Nixon had never been accused of granting specific favors for the money, but he presented the fund as evidence of virtue. He argued that the alternative was to charge these expenses to the taxpayers, omitting the fact that these costs could not be subsidized above his Senate allowance. The fund had not made him rich, Nixon argued, sidestepping the question of what expenses he was spared.
No matter. He sold it, throwing in a dose of anti-Communism, and warming the stew with a nice story suitable for any 6 o'clock TV newscast: "One other thing I should probably tell you, because if I don't they will probably be saying this about me, too. We did get something, a gift ... ."

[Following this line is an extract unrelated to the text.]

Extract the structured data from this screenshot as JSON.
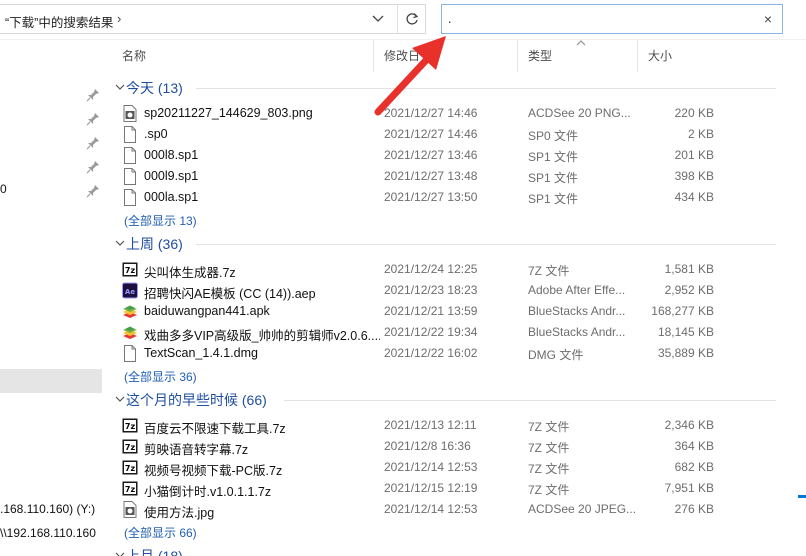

A fellow in Texas had heard Pat on the radio say their two daughters would like a dog. Soon the couple received a message: a package was waiting at Union Station in Baltimore. The black-and-white cocker spaniel had traveled in a crate all the way from Texas. Tricia, who was 6, named it Checkers. "And you know, the kids, like all kids, loved the dog. And I just want to say this, right now, that regardless of what they say about it, we are going to keep it."
With that, he was only two-thirds through the speech, but it was already history. The "Fund Speech" would be the "Checkers Speech" - some joke. It was a fine piece of TV theater conveying the appearance if not the reality of personal revelation, decades before this became a prevalent political form. What some found embarrassing then would become standard campaign tactics decades later. Phil, Barbara, the Today show crew could hardly have done it better.
Perhaps in this instance Nixon has the last laugh.